Governance That Doesn’t Crater Velocity
Governance becomes tolerable when it’s codified, automated, and quick to change. We keep three lanes: what data can leave the boundary, who can deploy or tweak prompts/models, and how long we retain raw artifacts. If you’re on Kubernetes, put these rules near the workload with policy-as-code. For example, we block workloads from mounting LLM API keys outside whitelisted namespaces and require a “pii-scrubbed=true” label for anything that logs prompts. This prevents “just for testing” pods from quietly leaking data.

Here’s a sample Gatekeeper ConstraintTemplate and Constraint to give the idea:

apiVersion: templates.gatekeeper.sh/v1beta1
kind: ConstraintTemplate
metadata:
  name: k8sllmkeys
spec:
  crd:
    spec:
      names:
        kind: K8sLlmKeys
  targets:
  - target: admission.k8s.gatekeeper.sh
    rego: |
      package k8sllmkeys
      violation[{"msg": msg}] {
        input.review.object.kind == "Deployment"
        ns := input.review.object.metadata.namespace
        not ns == "ai-approved"
        some c
        c := input.review.object.spec.template.spec.containers[_]
        some e
        e := c.env[_]
        startswith(e.name, "LLM_")
        msg := sprintf("LLM env var %v not allowed in namespace %v", [e.name, ns])
      }
---
apiVersion: constraints.gatekeeper.sh/v1beta1
kind: K8sLlmKeys
metadata:
  name: disallow-llm-env-outside-approved
spec:
  match:
    kinds:
      - apiGroups: [""]
        kinds: ["Pod", "Deployment"]

We keep policy exceptions in version control with timeboxed expirations. For audit trails, we log prompts, outputs, and decisions with minimal PII and deterministic IDs. Retention is brutally short for raw data: 7 days live, 30 days cold. That’s enough to debug and re-run evals without hoarding risk.
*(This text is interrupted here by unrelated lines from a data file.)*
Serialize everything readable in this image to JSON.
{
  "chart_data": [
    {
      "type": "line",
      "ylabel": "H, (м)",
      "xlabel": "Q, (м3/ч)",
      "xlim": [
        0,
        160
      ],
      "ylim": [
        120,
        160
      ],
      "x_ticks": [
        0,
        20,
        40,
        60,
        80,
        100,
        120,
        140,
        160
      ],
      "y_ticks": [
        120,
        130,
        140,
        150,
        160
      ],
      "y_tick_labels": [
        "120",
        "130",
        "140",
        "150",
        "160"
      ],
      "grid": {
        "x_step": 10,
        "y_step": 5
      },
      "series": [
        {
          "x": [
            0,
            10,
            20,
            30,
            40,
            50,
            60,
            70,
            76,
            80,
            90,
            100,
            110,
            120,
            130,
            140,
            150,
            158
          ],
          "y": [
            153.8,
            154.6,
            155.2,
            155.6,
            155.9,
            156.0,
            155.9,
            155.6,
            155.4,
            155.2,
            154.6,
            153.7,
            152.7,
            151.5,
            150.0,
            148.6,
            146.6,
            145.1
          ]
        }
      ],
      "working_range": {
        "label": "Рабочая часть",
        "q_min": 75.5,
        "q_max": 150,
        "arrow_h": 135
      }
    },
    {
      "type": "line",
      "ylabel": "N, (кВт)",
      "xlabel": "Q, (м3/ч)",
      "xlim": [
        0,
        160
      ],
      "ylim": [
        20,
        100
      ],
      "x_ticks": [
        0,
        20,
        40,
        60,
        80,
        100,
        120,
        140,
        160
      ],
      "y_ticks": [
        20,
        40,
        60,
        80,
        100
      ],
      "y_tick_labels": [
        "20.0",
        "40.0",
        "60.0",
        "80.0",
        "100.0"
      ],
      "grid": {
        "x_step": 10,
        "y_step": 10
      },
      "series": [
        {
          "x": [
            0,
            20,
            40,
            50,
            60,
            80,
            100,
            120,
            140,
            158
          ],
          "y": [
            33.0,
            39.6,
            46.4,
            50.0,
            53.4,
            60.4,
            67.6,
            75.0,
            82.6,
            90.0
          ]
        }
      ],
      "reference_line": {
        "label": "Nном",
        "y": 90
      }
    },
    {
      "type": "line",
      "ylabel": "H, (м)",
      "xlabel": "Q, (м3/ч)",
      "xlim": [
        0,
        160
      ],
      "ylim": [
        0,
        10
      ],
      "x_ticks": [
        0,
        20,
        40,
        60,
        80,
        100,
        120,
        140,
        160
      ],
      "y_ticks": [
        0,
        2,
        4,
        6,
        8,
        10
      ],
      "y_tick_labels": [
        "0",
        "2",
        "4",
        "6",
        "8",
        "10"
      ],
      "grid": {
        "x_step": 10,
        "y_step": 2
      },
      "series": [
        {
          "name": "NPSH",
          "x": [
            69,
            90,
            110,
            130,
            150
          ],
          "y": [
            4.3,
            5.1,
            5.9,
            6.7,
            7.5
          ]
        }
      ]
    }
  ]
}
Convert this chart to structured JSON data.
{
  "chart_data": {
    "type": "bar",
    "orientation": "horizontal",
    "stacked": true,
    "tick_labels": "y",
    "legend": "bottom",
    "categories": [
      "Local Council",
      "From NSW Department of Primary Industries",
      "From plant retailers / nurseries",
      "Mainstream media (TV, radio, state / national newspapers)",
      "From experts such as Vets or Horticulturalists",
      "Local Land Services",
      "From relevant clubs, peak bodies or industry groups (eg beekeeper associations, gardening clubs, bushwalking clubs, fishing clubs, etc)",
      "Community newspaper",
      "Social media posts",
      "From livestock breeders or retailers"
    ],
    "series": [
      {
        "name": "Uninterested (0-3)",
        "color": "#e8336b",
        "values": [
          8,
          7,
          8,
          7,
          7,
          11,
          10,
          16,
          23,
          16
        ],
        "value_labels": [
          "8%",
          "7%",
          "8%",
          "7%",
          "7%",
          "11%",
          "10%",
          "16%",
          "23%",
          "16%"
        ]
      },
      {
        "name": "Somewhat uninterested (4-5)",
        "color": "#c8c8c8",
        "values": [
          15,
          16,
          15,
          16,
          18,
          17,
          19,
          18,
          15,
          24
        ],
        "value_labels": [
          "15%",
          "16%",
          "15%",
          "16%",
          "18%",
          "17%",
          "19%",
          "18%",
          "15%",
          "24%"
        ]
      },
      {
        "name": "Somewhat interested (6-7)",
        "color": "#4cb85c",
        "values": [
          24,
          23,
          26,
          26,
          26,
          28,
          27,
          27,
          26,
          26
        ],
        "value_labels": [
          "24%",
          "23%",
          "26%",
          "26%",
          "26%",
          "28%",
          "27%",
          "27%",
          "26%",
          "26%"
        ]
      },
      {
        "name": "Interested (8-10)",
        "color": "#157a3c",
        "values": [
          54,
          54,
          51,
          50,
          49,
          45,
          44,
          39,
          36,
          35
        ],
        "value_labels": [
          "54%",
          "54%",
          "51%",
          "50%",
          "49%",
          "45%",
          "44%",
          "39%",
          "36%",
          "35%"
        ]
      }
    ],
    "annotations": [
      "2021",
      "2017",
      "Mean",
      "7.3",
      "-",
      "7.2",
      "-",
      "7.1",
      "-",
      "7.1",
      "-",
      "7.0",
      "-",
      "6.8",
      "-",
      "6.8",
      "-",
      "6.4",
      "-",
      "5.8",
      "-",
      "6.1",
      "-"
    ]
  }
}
If you’re getting started, the OPA Gatekeeper docs show how to wire policies into admission so governance feels like merging code, not filing tickets.

What We’d Do Tomorrow Morning
– Publish SLIs/SLOs for your top ai feature: p95 latency, task success, hallucination rate.
– Add a CI step that posts model-assisted review comments but fails only on high risk.
– Instrument your ai calls with traces and tokens; expose metrics at /metrics and scrape every 10s.
– Create a 1,000-sample evaluation corpus and set a rollback threshold.
– Add a Prometheus alert for daily spend exceeding a business-owned budget.
– Enforce a simple PII redactor before prompts and require “pii-scrubbed=true” labeling in prod.
– Codify a tiny set of policies in Gatekeeper and timebox every exception.

None of this is flashy. It’s the boring discipline that lets us use ai without turning our weekends into incident retrospectives. When the graphs get dull and deploys get routine, we know we’re doing it right.